Etcétera. Luego vienen también otros pensamientos distintos, pero… ¡le hago gracia de ellos! Pero dígame, Varvara Aleksiéyevna: ¿adónde iba usted esta mañana? Aún no había salido para la oficina, cuando ya atravesaba usted, tan pizpireta, el portal, y como un pajarillo de primavera había dejado su nidito. ¡Y cómo se me alegró el corazón al verla! ¡Ah Várinka, Várinka! ¡No se aflija usted! Las lágrimas no quitan las penas, créame a mí, que harto lo sé, y por experiencia propia. Ahora lleva usted una vida muy alegre y distraída, y también está mejor de salud.
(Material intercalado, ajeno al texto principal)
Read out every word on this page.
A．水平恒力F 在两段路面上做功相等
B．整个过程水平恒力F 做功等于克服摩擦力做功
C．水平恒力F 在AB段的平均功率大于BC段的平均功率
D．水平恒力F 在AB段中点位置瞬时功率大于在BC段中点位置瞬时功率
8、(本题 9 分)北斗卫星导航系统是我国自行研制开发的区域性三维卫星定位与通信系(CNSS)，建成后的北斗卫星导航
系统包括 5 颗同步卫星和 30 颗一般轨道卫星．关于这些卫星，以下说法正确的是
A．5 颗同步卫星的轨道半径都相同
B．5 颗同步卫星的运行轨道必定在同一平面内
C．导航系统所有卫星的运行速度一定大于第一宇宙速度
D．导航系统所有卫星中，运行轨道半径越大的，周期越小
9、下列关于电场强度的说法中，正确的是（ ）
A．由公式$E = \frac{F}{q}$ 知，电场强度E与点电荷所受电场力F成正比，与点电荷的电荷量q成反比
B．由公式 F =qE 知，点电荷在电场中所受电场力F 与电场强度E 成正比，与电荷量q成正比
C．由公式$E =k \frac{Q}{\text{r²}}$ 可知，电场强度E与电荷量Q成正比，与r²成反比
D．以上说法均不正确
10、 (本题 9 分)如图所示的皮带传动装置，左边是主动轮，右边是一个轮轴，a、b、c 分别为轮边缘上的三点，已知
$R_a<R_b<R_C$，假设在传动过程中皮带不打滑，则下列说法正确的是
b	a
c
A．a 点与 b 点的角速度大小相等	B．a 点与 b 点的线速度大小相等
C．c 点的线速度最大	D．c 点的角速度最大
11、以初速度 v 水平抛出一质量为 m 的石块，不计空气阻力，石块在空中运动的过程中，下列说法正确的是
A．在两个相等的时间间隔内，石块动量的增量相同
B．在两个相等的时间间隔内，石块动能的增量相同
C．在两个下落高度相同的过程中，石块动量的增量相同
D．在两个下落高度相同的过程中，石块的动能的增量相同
Bueno…, pero a todo esto, ¿qué hace su Fiodora? ¡Ah y qué buena es la pobre! ¡Usted debería escribírmelo todo con todos sus detalles, Várinka, cómo se lleva usted con ella y si está usted contenta del todo! ¡Fiodora es a veces algo gruñona, pero usted no se lo debe tomar en cuenta, Várinka! ¡Dios sea con ella! A pesar de todo, es un alma de Dios.